Aimé Césaire, Discurso sobre el colonialismo, 1955

 El intento de Hamás de ganarse la simpatía occidental comparando el genocidio de Gaza con el Holocausto es comprensible, pero en última instancia es miope. En cambio, situar el genocidio en el contexto más amplio de la violencia colonial podría generar una solidaridad genuina.

Amena El Ashkar (bio), Mondoweiss,, 29-8-2025

Traducido por Tlaxcala

Los palestinos entierran los cuerpos de 110 personas asesinadas por los ataques israelíes en una fosa común en el cementerio de Jan Yunis, el 22 de noviembre de 2023. Foto Mohammed Talatene/dpa vía ZUMA Press APA Images

Durante más de dos años, los palestinos de Gaza han estado declarando: “Nos están exterminando”. Estas declaraciones no surgieron únicamente de las declaraciones oficiales israelíes, sino de la experiencia vivida, en la que las operaciones militares israelíes han convertido los cuerpos palestinos en escenarios de violencia colonial extrema.

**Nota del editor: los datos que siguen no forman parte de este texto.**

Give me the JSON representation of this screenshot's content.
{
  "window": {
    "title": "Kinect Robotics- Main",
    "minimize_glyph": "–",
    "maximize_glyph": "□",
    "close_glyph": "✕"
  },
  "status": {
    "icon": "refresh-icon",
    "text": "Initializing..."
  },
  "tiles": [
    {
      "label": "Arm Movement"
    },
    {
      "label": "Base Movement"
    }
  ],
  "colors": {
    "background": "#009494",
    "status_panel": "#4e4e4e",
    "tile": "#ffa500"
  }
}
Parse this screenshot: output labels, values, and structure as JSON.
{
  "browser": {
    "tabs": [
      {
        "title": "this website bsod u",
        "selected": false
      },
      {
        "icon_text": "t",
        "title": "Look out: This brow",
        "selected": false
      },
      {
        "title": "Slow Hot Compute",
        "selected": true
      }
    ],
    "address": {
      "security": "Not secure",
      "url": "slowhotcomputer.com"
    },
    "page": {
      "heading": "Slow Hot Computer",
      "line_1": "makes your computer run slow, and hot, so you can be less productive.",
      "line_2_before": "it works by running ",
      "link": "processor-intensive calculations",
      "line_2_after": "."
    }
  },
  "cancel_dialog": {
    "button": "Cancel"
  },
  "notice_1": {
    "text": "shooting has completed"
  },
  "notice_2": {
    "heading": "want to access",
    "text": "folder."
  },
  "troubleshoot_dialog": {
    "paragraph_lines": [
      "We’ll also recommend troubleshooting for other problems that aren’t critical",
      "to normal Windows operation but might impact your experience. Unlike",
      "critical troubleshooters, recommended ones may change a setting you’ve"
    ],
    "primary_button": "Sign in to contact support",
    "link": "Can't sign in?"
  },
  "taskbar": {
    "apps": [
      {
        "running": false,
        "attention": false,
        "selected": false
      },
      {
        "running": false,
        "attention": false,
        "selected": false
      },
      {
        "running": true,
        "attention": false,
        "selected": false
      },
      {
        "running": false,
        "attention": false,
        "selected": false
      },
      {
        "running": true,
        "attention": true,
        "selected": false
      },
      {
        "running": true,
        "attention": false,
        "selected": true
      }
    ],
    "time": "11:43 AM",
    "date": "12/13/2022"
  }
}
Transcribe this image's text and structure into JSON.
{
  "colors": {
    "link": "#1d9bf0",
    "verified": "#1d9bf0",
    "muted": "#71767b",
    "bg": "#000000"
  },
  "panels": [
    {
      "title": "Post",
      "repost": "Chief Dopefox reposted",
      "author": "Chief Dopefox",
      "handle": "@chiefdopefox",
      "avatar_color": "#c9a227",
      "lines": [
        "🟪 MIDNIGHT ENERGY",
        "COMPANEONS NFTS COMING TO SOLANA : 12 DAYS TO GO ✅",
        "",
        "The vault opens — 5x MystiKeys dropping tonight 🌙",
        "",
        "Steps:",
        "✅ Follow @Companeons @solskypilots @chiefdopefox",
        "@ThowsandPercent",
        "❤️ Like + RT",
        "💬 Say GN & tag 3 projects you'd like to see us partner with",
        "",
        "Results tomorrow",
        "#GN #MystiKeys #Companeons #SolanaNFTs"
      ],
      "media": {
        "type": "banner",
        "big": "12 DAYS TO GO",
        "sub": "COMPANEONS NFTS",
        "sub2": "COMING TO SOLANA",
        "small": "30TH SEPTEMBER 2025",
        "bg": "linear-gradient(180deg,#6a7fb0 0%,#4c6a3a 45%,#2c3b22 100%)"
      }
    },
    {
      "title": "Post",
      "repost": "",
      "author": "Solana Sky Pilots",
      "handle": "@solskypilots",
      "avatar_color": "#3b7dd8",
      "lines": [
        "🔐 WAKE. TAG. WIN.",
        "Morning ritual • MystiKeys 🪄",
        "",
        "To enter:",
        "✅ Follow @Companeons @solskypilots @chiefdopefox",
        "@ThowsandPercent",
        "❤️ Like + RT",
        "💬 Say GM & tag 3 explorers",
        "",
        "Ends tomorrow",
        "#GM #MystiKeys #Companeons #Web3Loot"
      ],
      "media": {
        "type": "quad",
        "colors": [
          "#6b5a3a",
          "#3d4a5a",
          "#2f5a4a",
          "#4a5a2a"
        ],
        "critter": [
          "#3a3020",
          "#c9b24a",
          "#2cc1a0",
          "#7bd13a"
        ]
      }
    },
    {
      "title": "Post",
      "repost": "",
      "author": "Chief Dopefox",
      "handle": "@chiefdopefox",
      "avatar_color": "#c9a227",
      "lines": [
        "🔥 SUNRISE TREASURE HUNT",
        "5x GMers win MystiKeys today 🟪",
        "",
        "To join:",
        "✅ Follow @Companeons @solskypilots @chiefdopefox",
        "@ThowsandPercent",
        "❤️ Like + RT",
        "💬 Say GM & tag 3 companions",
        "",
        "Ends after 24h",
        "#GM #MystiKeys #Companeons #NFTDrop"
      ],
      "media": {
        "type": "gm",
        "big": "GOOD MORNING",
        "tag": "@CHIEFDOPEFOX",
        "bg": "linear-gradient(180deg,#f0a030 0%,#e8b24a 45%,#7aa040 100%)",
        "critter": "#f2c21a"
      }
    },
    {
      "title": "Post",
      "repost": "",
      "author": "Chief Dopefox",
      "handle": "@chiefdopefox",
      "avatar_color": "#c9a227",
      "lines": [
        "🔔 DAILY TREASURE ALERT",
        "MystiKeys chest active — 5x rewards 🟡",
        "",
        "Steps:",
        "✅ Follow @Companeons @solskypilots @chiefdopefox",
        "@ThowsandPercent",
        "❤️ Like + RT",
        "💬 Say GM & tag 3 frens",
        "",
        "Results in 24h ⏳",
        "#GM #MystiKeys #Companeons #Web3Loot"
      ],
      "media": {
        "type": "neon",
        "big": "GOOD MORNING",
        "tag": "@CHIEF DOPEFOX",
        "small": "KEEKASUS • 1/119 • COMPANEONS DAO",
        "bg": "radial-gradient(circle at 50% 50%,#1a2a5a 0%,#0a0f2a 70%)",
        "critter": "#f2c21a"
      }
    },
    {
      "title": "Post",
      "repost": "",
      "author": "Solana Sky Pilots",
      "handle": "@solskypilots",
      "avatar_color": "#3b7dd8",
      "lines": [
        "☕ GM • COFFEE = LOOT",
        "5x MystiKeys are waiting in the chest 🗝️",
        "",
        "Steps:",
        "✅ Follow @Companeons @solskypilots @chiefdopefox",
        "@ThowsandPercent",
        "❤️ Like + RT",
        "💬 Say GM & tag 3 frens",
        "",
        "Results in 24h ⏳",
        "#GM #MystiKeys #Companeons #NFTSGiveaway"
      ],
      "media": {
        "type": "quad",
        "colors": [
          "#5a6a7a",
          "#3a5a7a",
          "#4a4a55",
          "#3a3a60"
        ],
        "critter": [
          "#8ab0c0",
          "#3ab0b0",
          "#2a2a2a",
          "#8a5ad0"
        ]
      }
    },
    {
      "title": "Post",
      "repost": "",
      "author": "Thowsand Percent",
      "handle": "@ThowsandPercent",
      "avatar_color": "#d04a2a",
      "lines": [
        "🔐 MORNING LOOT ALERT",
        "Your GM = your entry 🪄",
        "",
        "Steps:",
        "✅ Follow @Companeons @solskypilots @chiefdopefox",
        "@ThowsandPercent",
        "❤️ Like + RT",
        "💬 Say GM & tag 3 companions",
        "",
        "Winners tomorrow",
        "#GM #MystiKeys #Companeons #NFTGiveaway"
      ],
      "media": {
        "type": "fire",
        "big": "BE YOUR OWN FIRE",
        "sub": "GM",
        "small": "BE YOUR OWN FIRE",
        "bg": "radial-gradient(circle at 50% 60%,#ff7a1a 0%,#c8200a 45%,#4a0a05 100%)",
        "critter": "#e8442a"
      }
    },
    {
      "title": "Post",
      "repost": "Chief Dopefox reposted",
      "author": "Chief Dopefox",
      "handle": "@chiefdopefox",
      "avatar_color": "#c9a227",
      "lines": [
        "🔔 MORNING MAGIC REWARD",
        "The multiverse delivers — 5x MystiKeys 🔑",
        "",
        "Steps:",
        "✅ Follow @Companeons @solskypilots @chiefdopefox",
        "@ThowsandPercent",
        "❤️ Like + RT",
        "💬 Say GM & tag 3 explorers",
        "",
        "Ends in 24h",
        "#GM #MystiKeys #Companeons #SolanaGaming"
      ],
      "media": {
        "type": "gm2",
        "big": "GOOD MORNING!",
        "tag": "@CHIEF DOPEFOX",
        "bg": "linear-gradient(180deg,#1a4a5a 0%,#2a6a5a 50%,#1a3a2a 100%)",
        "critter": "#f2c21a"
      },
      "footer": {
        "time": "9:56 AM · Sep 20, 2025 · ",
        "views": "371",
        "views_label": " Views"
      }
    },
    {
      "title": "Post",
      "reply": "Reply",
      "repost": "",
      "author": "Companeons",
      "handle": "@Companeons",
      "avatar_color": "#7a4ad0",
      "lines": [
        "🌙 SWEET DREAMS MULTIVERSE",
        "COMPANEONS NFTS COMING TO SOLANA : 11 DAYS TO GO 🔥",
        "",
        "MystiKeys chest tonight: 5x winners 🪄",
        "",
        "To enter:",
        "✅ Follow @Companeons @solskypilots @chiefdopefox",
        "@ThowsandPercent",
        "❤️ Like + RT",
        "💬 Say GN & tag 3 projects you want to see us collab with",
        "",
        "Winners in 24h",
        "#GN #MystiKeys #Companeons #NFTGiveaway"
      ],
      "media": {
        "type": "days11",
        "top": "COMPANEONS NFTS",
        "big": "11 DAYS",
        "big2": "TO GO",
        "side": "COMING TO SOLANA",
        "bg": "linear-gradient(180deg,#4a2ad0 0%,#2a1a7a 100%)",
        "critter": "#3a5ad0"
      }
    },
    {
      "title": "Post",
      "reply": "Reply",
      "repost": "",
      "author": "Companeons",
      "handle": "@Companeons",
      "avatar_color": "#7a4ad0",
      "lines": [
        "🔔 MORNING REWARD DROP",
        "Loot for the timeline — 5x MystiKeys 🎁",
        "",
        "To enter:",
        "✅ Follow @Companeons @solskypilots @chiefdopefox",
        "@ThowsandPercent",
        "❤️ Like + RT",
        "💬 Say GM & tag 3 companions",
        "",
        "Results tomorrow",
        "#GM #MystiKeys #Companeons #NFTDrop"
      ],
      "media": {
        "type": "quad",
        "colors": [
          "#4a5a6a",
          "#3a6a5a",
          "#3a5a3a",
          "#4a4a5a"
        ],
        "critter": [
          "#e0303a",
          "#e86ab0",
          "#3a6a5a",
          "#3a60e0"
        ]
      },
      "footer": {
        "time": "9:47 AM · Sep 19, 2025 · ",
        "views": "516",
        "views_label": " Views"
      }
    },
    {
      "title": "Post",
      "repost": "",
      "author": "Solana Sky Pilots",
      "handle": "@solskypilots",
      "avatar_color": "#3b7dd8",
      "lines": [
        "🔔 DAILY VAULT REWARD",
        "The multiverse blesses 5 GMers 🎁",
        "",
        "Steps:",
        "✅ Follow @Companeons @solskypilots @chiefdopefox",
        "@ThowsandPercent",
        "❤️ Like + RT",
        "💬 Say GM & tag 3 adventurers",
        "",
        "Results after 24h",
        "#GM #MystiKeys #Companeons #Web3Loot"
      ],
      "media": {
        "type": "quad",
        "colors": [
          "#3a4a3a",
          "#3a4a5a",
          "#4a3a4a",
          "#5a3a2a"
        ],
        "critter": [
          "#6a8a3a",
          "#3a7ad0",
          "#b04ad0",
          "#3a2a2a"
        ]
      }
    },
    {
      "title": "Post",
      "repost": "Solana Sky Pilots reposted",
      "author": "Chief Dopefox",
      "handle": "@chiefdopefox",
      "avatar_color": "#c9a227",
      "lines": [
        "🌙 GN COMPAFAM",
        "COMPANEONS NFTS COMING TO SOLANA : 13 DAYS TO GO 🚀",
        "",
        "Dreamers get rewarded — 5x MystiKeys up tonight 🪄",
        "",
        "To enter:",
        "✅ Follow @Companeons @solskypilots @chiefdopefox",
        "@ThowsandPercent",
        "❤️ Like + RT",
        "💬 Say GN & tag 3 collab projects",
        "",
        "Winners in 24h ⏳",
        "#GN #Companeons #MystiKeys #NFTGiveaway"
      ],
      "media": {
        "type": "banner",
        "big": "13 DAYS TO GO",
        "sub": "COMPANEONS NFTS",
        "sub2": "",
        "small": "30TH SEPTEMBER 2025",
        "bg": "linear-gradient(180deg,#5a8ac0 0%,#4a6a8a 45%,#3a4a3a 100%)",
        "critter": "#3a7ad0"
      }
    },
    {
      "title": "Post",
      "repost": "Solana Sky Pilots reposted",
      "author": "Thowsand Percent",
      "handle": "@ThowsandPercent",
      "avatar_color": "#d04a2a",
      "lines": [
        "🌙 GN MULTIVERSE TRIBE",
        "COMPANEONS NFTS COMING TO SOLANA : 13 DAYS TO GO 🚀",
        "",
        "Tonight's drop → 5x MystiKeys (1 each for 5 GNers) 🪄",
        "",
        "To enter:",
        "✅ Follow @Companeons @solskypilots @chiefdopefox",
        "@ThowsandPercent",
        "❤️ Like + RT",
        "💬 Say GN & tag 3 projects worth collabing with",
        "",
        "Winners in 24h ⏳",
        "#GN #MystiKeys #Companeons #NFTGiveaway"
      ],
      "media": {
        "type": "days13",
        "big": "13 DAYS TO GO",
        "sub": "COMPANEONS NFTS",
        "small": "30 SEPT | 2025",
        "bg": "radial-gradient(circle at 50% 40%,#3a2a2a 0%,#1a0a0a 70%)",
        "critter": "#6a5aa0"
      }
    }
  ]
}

Sin embargo, a pesar de la visibilidad de los desplazamientos masivos, los bombardeos y la hambruna, gran parte de la comunidad internacional sigue mostrándose reacia a calificar estas acciones como genocidio.

En la práctica, la realidad palestina solo se vuelve “legítima” una vez que pasa por los marcos morales de las instituciones internacionales, marcos que a menudo subestiman la magnitud de la violencia. El reconocimiento suele seguir un largo proceso: evaluación, verificación, recopilación de datos y la participación de una autoridad “creíble” y “neutral” para estudiar y calificar el evento. Solo entonces el sufrimiento palestino puede adquirir un cierto grado de legitimidad. En efecto, los palestinos pueden morir sin restricciones, pero no se les permite nombrar sus propias muertes sin aprobación externa.

En un esfuerzo por combatir esto, hemos visto cómo figuras de la resistencia palestina, incluido el propio Hamás, han intentado contextualizar el genocidio en Gaza utilizando una de las analogías históricas más potentes del léxico occidental: el holocausto nazi.

En el contexto de la lucha colonial, no se trata simplemente de una cuestión de terminología, sino de un reto estratégico.

A primera vista, la estrategia mediática de Hamás de utilizar el holocausto nazi durante la Segunda Guerra Mundial parece lógica: los portavoces pretenden evocar la memoria moral occidental del Holocausto y el nazismo, con la esperanza de movilizar a la opinión pública de las sociedades occidentales de manera que presione a los gobiernos para que actúen y pongan fin al sufrimiento en Gaza.

Sin embargo, después de más de dos años, este efecto no se ha materializado. ¿Por qué?

En el imaginario político occidental, la Segunda Guerra Mundial es un punto de referencia moral central, y el Holocausto se encuentra en su núcleo. En el marco del dominio epistémico occidental, estos Estados han podido imponer sus normas éticas y definir comportamientos inaceptables, configurando los fundamentos mismos del concepto de “humanidad”. El Holocausto no fue una anomalía histórica; las historias coloniales de esos mismos Estados están repletas de genocidios y hambrunas perpetrados contra los pueblos colonizados. Lo que convirtió al Holocausto en un absoluto moral no fue el acto de matanza masiva en sí mismo, sino la identidad del grupo objetivo: personas europeas. En este sentido, los marcos morales globales se han construido sobre una base eurocéntrica.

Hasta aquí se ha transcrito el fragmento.